New research from pro-internationalist group Best for Britain reveals that more than half of the team confirmed yesterday to represent England at UEFA Euro 2020 have parents or grandparents from outside the UK, clearly demonstrating the positive impact of immigration to Britain.
Of the 26-man squad announced by England Manager Gareth Southgate, 13 have close ancestry from nations around the world with many eligible to play for other countries but choosing to wear the Three Lions when given the chance. This includes England Captain, Harry Kane, who qualifies through his dad to play for the Republic of Ireland.
The research also showed that:
- The 13 players out of the 26 who could play for countries outside the UK, have a combined 318 caps - that’s more than former England legends David Beckham, Steven Gerrard and Gary Lineker combined (309 Caps)
- Six of eight England’s forwards could potentially play for different international teams due to either parents or grandparents being born outside the UK.
- Three Welsh players are eligible to play for countries outside the UK while two of Scotland’s are.
It is feared that new hostile immigration policies may deprive national teams of talented players from immigrant backgrounds in the future, while changes to Freedom of Movement may make it more difficult for future British footballers to play across Europe in the same way that several members of the current England squad already do. These negative effects are already impacting Britain’s farming, healthcare, and hospitality sectors.
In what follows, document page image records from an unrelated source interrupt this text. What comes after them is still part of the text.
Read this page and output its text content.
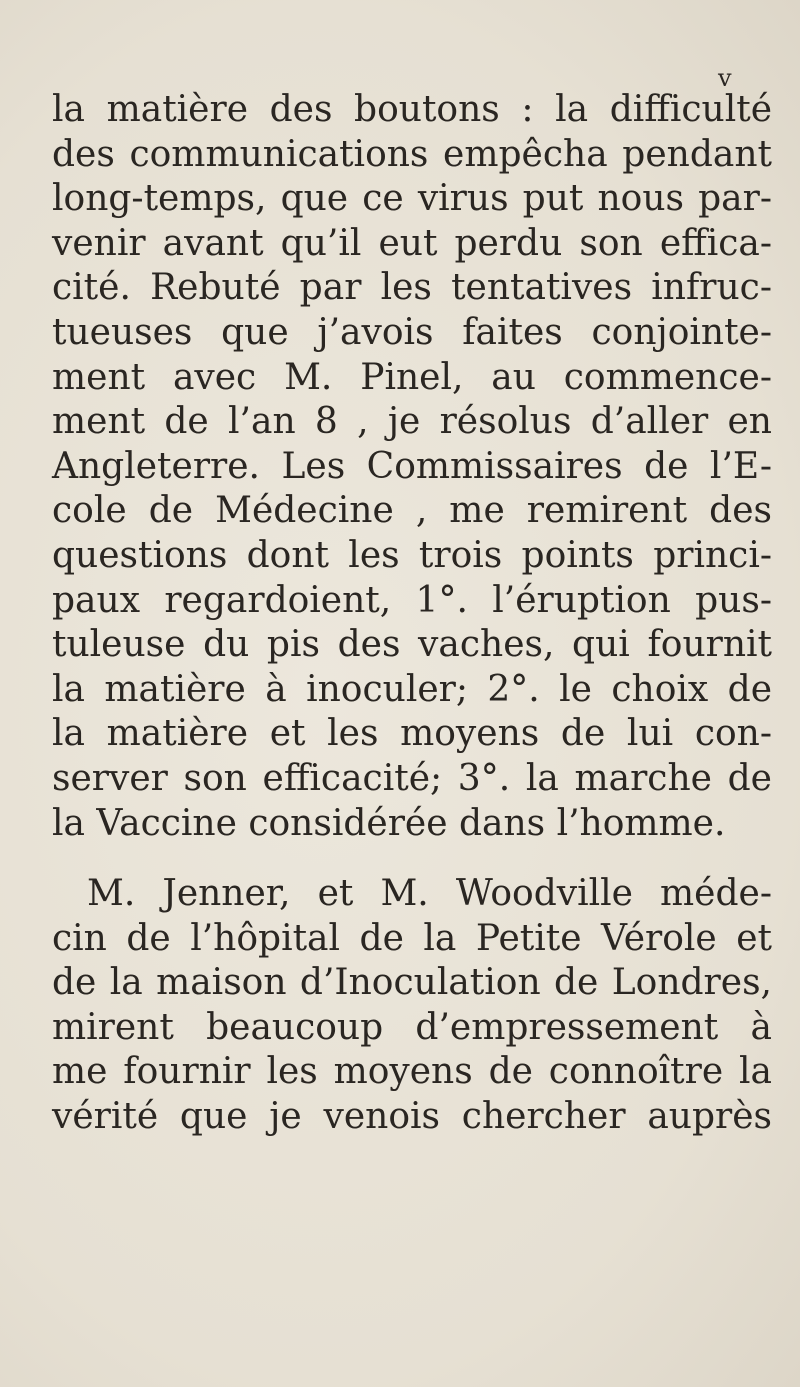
v
la matière des boutons : la difficulté
des communications empêcha pendant
long-temps, que ce virus put nous par-
venir avant qu’il eut perdu son effica-
cité. Rebuté par les tentatives infruc-
tueuses que j’avois faites conjointe-
ment avec M. Pinel, au commence-
ment de l’an 8 , je résolus d’aller en
Angleterre. Les Commissaires de l’E-
cole de Médecine , me remirent des
questions dont les trois points princi-
paux regardoient, 1°. l’éruption pus-
tuleuse du pis des vaches, qui fournit
la matière à inoculer; 2°. le choix de
la matière et les moyens de lui con-
server son efficacité; 3°. la marche de
la Vaccine considérée dans l’homme.
M. Jenner, et M. Woodville méde-
cin de l’hôpital de la Petite Vérole et
de la maison d’Inoculation de Londres,
mirent beaucoup d’empressement à
me fournir les moyens de connoître la
vérité que je venois chercher auprès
Naomi Smith, Chief Executive of Best for Britain said,
“Southgate’s final squad, along with those flying the flag for Scotland and Wales, are great examples of the positive legacy of immigration to the UK.
“Our national teams, our health service, our farms and our military are just some of institutions that benefit hugely from immigration. Those seeking to create a new hostile environment for immigrants and their descendants should consider that even beyond the cruelty of their plans, they are likely denying the UK of future talent.”